O MCCE, diante dos comentários repercutidos pela mídia sobre o alcance da “emenda de redação” aprovada no Senado na votação do projeto Ficha Limpa, vem esclarecer que:
1- O projeto Ficha Limpa foi aprovado unanimemente, sem nenhuma “emenda de texto”, no Senado, exatamente como recebido da Câmara Federal.
2- Foi feita, tão somente, uma “emenda de redação” – que não altera o texto – para uniformizar os tempos verbais utilizados nos vários dispositivos do projeto.
3- Como simples “emenda de redação”, não gera a necessidade legal de retorno do projeto à Câmara Federal, uma vez que dela não decorre nenhuma modificação na natureza ou no alcance do projeto.
4- Não tem, pois, nenhum fundamento os comentários repercutidos na mídia, de que a referida “emenda de redação” poderia ter alterado o sentido do projeto impedindo a sua aplicação às condenações anteriores à aprovação do Ficha Limpa.

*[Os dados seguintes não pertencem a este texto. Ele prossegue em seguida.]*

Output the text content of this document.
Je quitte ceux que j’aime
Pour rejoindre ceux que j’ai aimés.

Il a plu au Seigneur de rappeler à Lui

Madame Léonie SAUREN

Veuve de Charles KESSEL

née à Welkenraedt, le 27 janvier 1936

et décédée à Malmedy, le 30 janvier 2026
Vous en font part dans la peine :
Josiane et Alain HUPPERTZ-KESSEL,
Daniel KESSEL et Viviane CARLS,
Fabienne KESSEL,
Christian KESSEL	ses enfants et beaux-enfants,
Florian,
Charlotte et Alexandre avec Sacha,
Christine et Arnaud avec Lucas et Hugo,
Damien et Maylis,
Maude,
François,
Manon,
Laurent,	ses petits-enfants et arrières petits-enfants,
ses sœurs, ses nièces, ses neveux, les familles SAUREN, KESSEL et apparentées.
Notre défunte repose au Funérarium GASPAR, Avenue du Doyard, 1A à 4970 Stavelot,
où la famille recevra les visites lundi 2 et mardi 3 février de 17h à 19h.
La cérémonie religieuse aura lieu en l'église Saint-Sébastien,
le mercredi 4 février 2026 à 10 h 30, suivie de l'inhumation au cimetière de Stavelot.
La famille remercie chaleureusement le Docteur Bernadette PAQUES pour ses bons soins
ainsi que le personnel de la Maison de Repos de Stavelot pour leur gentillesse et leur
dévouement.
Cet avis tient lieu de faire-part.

5- O MCCE com a responsabilidade da autoria do projeto e de quem acompanhou todo o trâmite do texto no Congresso Nacional, espera que o assunto passe a ser matéria definitivamente esclarecida, e possa receber, sem demora, sanção presidencial para que passe a vigorar nas próximas eleições de outubro, aplicando-se a todos quantos tenham cometido os desvios de conduta ali previstos.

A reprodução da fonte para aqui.